The bar category reached $4.5 billion in 2015 while posting 10.1 percent growth over 2014. Similar momentum is also being observed at the front-end of innovation as well. Bars claimed an 18 percent share of products displayed at Natural Products Expo West 2016 for the Diet & Nutrition Category, and the overall growth over 2015 was 24 percent. Emerging trends including protein, probiotics, paleo, vegan, superfoods, insect protein, meal replacement, sustainable energy, healthy sweeteners, and refrigeration are influencing natural products bar innovation and fostering growth.
Below are thirteen examples of innovative bar product concepts validated by the NEXT Concept Lab. NEXT Concept Lab uses consumer surveys to test product concepts in their early stages and measure purchase intent and the probability of success. The NEXT Concept Database includes more than 900 verified natural products concepts including descriptions, probability of mainstream success, purchase intent and consumer feedback for each concept.

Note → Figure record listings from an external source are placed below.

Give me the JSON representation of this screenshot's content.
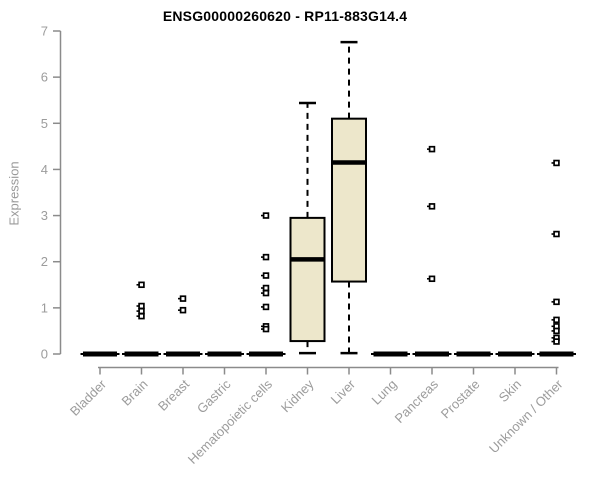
{
  "chart_data": {
    "type": "boxplot",
    "title": "ENSG00000260620 - RP11-883G14.4",
    "ylabel": "Expression",
    "xlabel": "",
    "ylim": [
      0,
      7
    ],
    "yticks": [
      0,
      1,
      2,
      3,
      4,
      5,
      6,
      7
    ],
    "grid": false,
    "x_label_rotation": -45,
    "categories": [
      "Bladder",
      "Brain",
      "Breast",
      "Gastric",
      "Hematopoietic cells",
      "Kidney",
      "Liver",
      "Lung",
      "Pancreas",
      "Prostate",
      "Skin",
      "Unknown / Other"
    ],
    "boxes": [
      {
        "category": "Bladder",
        "q1": 0,
        "median": 0,
        "q3": 0,
        "whisker_low": 0,
        "whisker_high": 0,
        "outliers": []
      },
      {
        "category": "Brain",
        "q1": 0,
        "median": 0,
        "q3": 0,
        "whisker_low": 0,
        "whisker_high": 0,
        "outliers": [
          1.5,
          1.04,
          0.93,
          0.82
        ]
      },
      {
        "category": "Breast",
        "q1": 0,
        "median": 0,
        "q3": 0,
        "whisker_low": 0,
        "whisker_high": 0,
        "outliers": [
          1.2,
          0.95
        ]
      },
      {
        "category": "Gastric",
        "q1": 0,
        "median": 0,
        "q3": 0,
        "whisker_low": 0,
        "whisker_high": 0,
        "outliers": []
      },
      {
        "category": "Hematopoietic cells",
        "q1": 0,
        "median": 0,
        "q3": 0,
        "whisker_low": 0,
        "whisker_high": 0,
        "outliers": [
          3.0,
          2.1,
          1.7,
          1.43,
          1.32,
          1.02,
          0.6,
          0.54
        ]
      },
      {
        "category": "Kidney",
        "q1": 0.28,
        "median": 2.05,
        "q3": 2.95,
        "whisker_low": 0.02,
        "whisker_high": 5.44,
        "outliers": []
      },
      {
        "category": "Liver",
        "q1": 1.57,
        "median": 4.15,
        "q3": 5.1,
        "whisker_low": 0.02,
        "whisker_high": 6.76,
        "outliers": []
      },
      {
        "category": "Lung",
        "q1": 0,
        "median": 0,
        "q3": 0,
        "whisker_low": 0,
        "whisker_high": 0,
        "outliers": []
      },
      {
        "category": "Pancreas",
        "q1": 0,
        "median": 0,
        "q3": 0,
        "whisker_low": 0,
        "whisker_high": 0,
        "outliers": [
          4.44,
          3.2,
          1.63
        ]
      },
      {
        "category": "Prostate",
        "q1": 0,
        "median": 0,
        "q3": 0,
        "whisker_low": 0,
        "whisker_high": 0,
        "outliers": []
      },
      {
        "category": "Skin",
        "q1": 0,
        "median": 0,
        "q3": 0,
        "whisker_low": 0,
        "whisker_high": 0,
        "outliers": []
      },
      {
        "category": "Unknown / Other",
        "q1": 0,
        "median": 0,
        "q3": 0,
        "whisker_low": 0,
        "whisker_high": 0,
        "outliers": [
          4.14,
          2.6,
          1.13,
          0.74,
          0.6,
          0.5,
          0.35,
          0.27
        ]
      }
    ],
    "colors": {
      "box_fill": "#EDE7CB",
      "box_stroke": "#000000",
      "median": "#000000",
      "whisker": "#000000",
      "outlier_fill": "#ffffff",
      "axis": "#8B8B8B",
      "tick_text": "#9C9C9C",
      "title": "#000000",
      "background": "#ffffff"
    }
  }
}
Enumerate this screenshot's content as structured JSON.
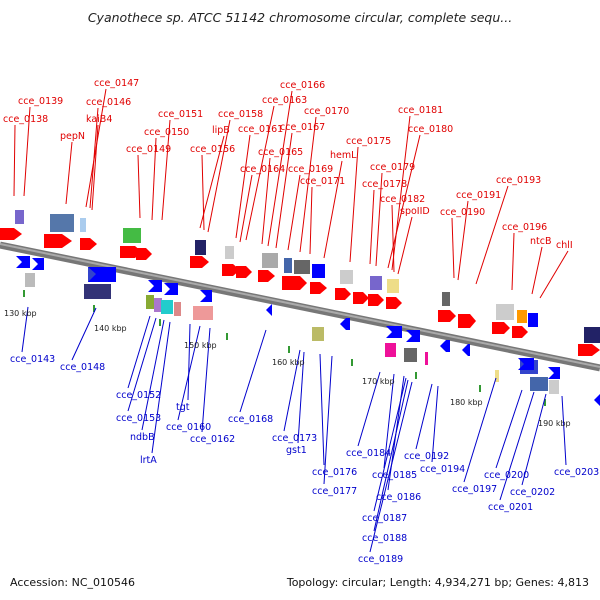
{
  "title": "Cyanothece sp. ATCC 51142 chromosome circular, complete sequ...",
  "footer": {
    "accession": "Accession: NC_010546",
    "topology": "Topology: circular; Length: 4,934,271 bp; Genes: 4,813"
  },
  "colors": {
    "forward_arrow": "#ff0000",
    "reverse_arrow": "#0000ff",
    "forward_label": "#e00000",
    "reverse_label": "#0000cc",
    "backbone": "#999999",
    "tick": "#339933"
  },
  "ruler_ticks": [
    "130 kbp",
    "140 kbp",
    "150 kbp",
    "160 kbp",
    "170 kbp",
    "180 kbp",
    "190 kbp"
  ],
  "forward_genes": [
    "cce_0138",
    "cce_0139",
    "pepN",
    "cce_0147",
    "cce_0146",
    "kaiB4",
    "cce_0149",
    "cce_0150",
    "cce_0151",
    "lipB",
    "cce_0156",
    "cce_0158",
    "cce_0161",
    "cce_0163",
    "cce_0164",
    "cce_0165",
    "cce_0166",
    "cce_0167",
    "cce_0169",
    "cce_0170",
    "cce_0171",
    "hemL",
    "cce_0175",
    "cce_0178",
    "cce_0179",
    "cce_0180",
    "cce_0181",
    "cce_0182",
    "spoIID",
    "cce_0190",
    "cce_0191",
    "cce_0193",
    "cce_0196",
    "ntcB",
    "chlI"
  ],
  "reverse_genes": [
    "cce_0143",
    "cce_0148",
    "cce_0152",
    "cce_0153",
    "ndbB",
    "lrtA",
    "tgt",
    "cce_0160",
    "cce_0162",
    "cce_0168",
    "cce_0173",
    "gst1",
    "cce_0176",
    "cce_0177",
    "cce_0184",
    "cce_0185",
    "cce_0186",
    "cce_0187",
    "cce_0188",
    "cce_0189",
    "cce_0192",
    "cce_0194",
    "cce_0197",
    "cce_0200",
    "cce_0201",
    "cce_0202",
    "cce_0203"
  ]
}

What retailers are looking for
While the bar category continues to see double digit growth—and is expected to do so at least through 2020—it’s a crowded shelf. NBJ bellied up to the category with a few questions for buyers. Here’s what they had to say:
Why do you think bars are seeing such popularity/growth?
As customers become more aware of their personal health and wellness—and begin to understand how food can enable or disable—the bar category is in the perfect place to provide many solutions to many people. Whether protein, portion control, heart health, digestive or ... fair trade and organic, the category can cover many of the important trends in wellness today. Along with that ... ease of trial, low retail, portability, [gives you] a product that is making it easier for consumers of all demographics to participate in healthier lifestyles (not that all bars are healthier).
– Mathis Martines, Kroger
Most consumers are finding that brands are really pushing clean ingredients and low sugars, and for a quick snack, it fits perfect for most people.
– Adam Zimmer, Lucky’s Market
People want portable nutrition. Anything in a small format and travelable works well—we see the same thing with the functional beverages: if it’s something you can grab-and-go, we’re seeing good traction right now.
– Scott Owen, PCC Natural Markets
What type of bar are you inundated with / have no interest in seeing more of?
Bars that are copying Kind bars. Hemp and Chia based bars. I feel that both hemp and chia were trends that are losing steam. – John Park, Yes! Organic
Non organic bars with high sugar content; “diet” bars with low nutritional benefit. – Mark Cronin, Jimbo’s Naturally
Bars that pretend to be healthy but are filled with hidden sugars and empty calories. This is what we call candy. – Martines
Extruded gluten-free paste type bars. We’ve seen maybe 100 different brands over the the last year that have the same profile. Not that gluten-free isn’t important, but everyone’s leading with that. The extruded bar is our nemesis right now. – Owen
In an oversaturated performance snack category, what bar would catch your attention?
High protein or paleo bars are on an upswing for us. Jerky and jerky type bars are moving well and the combinations of flavors seem endless. Even meal replacements with clean ingredients are still in demand. – Cheryl Hughes, Whole Wheatery
Bars moving into refrigerated sets with Core and Perfect Bar, the stratification of protein sources into animal like Epic, and new form ideas such as a filled bar from Clif. All of these show potential to bring more customers into the category and create new usage occasions. – Martines
Organic and Non GMO Project verified bars with few ingredients. Phive Bar is an example that has performed very well for us. Protein based bars that fit the paleo lifestyle. – Cronin
I like brands that have popped up like That’s It (fruit bar), Nature’s Bakery (Fig Bars) and Bobo’s Oat Bars (Oatmeal Bars) … bringing innovation to the category.